1. How it usually happens
The scene is less epic than thesis submission, but much subtler. You are in a classroom or on a call. The teacher, with an almost confidential tone, says: "For grading, practical cases matter most. Slides are indicative". Someone nods, someone writes, someone is looking for the Wi-Fi link.
Then comes the course WhatsApp group. One writes: "Guys he said long bibliography isn't needed, right?". Cascading answers: "Yeah I think so", "Dunno I understood opposite", "Wait I'll ask the tutor". Tutor answers at 10:47 PM with a 38-second voice note saying three important things and a joke. Next day, nobody remembers the joke and half the people remember the three things wrong.
On the other side, teacher and admin office live a different movie. Teacher explained a criterion, maybe multiple times, but did it verbally or in different contexts. Admin receives inconsistent questions and answers synthetically, often without reconstructing full context. Tutor tries mediating, but moves among scattered messages.
A typical anecdote: during an online course, teacher shares an updated slide saying "This is the correct grading criteria version". A student downloads it. Next day, same slide is replaced on platform with a slightly different version, without notice. At course end, someone disputes grade saying "criteria were different". Whoever had saved the slide and screenshotted the lesson with teacher's comment manages to reconstruct sequence. Others argue from memory, which is a fascinating but unreliable tool.
2. What you need to prove
Here you are not defending an opinion. You are trying to show that certain indications truly existed in a certain form and at a certain time.
Concretely, you might need to prove:
- content of instructions given verbally or via chat
- grading criteria communicated informally
- specific version of slides or course materials
- subsequent modifications compared to initial indications
- promises or clarifications given by teacher or tutor
- context where indications were provided (lesson, call, message)
The goal is linking a phrase or document to a precise moment, preventing it hanging in "I thought that".
3. What to collect
You need to build a small coherent archive, without becoming a professional investigator.
Collect:
- chat screenshots (WhatsApp, Teams, Slack, etc.) with visible date and time
- complete exports of relevant conversations
- emails with instructions or clarifications
- PDFs of slides or shared materials
- platform screenshot with file version and date
- any lesson recordings or clips (if available)
- personal notes, preferably dated
- voice message screenshots with transcription or summary
- different versions of same document, if changing over time
A useful detail: when screenshotting, always include course name, date, and, if possible, context (e.g., chat or platform header). An isolated phrase loses strength.
4. How to proceed
The idea is simple: every time you receive an important indication informally, turn it into something stable and readable by others too.
After a lesson or call, take a few minutes. If something relevant was said, capture it immediately. Chat screenshot, slide save, short note written by you with date and context. If teacher said "this is the correct version", that phrase deserves to be hooked to the material.
Then organise everything in a dedicated course or project folder. Avoid leaving evidence scattered across gallery, downloads, and various apps.
Practical procedure:
- spot important indications as they emerge
- save or photograph content (chat, slide, platform)
- add, if needed, a short contextual note (e.g., "said during lesson on...")
- keep different material versions if they change
- use ExistBefore on files or archives containing these proofs
- maintain simple and readable folder structure
A small gesture making a difference: if receiving vague chat indications, you can write a summary message ("Confirming that for grading practical cases matter most and bibliography is reduced") and see if anyone corrects. Even that answer becomes part of context.
5. Mistakes to avoid
Biggest risk is trusting group's collective memory. Works well for picking where to dine, much less for reconstructing grading criteria.
Beware of:
- saving only fragments without context
- relying on never-re-listened voice messages
- losing previous material versions
- taking screenshots without date or header
- mixing personal notes and official instructions without distinguishing them
- modifying saved files after deeming them "reference"

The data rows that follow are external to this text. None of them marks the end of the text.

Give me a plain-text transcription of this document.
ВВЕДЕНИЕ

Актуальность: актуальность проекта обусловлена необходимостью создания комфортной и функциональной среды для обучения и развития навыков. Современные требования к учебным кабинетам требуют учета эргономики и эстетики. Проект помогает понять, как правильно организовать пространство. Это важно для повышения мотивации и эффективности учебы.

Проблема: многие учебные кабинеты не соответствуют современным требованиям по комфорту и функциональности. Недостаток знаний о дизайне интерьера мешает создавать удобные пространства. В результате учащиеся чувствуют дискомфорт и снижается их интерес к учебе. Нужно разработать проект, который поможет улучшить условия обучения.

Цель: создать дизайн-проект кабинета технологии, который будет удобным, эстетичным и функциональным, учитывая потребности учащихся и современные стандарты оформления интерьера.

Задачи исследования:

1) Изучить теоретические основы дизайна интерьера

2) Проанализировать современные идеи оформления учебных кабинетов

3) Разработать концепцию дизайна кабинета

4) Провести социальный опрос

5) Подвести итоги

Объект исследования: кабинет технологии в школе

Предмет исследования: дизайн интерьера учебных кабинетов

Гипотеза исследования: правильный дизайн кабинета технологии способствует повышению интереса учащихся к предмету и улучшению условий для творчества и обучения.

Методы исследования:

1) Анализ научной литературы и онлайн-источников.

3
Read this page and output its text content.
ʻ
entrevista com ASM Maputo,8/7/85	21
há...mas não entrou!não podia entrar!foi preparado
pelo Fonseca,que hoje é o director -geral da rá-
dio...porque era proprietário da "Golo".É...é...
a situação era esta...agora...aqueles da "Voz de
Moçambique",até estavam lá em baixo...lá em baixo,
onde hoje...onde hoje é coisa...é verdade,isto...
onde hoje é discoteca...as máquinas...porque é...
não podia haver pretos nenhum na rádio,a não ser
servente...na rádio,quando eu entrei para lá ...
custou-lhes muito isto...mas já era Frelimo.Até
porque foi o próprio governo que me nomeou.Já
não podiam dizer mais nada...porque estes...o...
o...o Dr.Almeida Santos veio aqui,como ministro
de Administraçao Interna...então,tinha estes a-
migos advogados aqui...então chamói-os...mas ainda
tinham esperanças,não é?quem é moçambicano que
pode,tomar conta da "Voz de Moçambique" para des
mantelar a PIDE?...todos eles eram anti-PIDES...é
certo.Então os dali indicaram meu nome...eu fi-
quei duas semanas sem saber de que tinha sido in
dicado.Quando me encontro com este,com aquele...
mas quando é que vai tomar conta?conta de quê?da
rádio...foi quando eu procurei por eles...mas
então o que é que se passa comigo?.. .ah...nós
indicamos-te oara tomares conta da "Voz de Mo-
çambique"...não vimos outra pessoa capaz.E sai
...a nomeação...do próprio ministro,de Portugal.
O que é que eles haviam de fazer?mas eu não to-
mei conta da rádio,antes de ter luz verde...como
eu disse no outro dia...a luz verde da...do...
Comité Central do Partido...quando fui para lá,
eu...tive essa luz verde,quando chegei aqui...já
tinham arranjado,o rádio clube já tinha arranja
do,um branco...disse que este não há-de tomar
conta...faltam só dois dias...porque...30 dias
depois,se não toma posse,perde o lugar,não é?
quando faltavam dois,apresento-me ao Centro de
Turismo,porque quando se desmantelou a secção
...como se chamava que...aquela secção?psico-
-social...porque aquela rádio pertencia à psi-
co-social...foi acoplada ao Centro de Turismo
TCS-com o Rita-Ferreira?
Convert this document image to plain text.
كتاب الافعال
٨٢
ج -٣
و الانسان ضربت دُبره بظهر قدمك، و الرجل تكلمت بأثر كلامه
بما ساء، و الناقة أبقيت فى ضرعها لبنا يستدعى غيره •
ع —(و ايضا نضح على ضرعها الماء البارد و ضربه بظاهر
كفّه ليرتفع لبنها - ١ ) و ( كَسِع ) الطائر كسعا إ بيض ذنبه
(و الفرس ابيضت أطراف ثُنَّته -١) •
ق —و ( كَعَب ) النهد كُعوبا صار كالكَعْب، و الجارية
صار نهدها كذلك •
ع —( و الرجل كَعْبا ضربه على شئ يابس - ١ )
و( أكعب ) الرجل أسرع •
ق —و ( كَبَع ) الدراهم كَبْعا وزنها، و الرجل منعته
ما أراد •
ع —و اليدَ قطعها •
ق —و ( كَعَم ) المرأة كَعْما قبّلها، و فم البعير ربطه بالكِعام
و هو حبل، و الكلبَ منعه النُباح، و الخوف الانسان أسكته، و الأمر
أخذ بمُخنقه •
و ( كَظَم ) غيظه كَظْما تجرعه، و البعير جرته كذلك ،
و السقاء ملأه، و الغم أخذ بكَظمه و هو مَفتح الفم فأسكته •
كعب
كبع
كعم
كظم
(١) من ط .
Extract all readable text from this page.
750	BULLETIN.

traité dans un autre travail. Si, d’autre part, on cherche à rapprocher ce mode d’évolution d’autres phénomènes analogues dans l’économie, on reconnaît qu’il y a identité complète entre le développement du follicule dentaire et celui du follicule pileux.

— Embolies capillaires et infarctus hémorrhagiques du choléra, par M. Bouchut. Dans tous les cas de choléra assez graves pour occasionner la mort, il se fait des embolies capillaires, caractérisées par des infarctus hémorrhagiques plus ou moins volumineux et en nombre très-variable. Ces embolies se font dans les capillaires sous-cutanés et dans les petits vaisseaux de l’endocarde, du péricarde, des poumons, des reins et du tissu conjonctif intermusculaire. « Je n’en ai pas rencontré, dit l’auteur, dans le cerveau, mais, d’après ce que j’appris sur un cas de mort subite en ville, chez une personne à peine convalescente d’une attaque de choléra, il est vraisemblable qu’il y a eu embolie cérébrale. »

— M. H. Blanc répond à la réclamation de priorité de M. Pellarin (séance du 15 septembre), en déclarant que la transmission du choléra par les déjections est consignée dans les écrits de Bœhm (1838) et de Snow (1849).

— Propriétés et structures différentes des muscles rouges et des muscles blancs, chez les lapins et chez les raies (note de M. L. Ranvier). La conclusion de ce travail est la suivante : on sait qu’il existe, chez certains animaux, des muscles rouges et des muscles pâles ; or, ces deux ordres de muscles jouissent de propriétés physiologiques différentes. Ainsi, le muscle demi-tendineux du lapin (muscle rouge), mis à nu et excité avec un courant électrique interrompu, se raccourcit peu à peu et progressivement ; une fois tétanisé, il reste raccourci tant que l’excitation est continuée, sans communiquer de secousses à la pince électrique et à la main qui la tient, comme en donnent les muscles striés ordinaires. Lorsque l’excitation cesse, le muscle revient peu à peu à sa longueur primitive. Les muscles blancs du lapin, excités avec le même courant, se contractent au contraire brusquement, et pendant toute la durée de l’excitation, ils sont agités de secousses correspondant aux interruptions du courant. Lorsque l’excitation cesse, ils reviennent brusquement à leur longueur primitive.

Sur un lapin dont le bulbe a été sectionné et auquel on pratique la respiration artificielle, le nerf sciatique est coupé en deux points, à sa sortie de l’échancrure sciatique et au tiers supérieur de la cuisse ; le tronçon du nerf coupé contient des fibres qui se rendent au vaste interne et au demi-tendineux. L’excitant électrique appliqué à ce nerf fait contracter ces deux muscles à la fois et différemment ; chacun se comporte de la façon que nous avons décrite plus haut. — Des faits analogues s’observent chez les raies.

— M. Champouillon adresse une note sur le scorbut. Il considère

- ignoring small variations in documents
Besides timestamping, maintaining order, clarity, and consistency among materials is useful. Free timestamping adds a technical time reference helping place those contents in time without complications.
6. After documenting
Once everything is collected and organised, next step is using it smartly.
If doubts or different interpretations emerge, you can share relevant parts with teacher, tutor, or admin, showing what was said or shared and when. This often reduces arguments, shifting confrontation from "who remembers better" to "what shows from materials".
You can also keep everything until course or project end, in case you need to clarify a grade or request.
In a European context, where informal communications and digital tools constantly mix, having an orderly and readable trail makes every confrontation simpler. No need turning every lesson into a dossier: just prevent important info evaporating between one chat and another.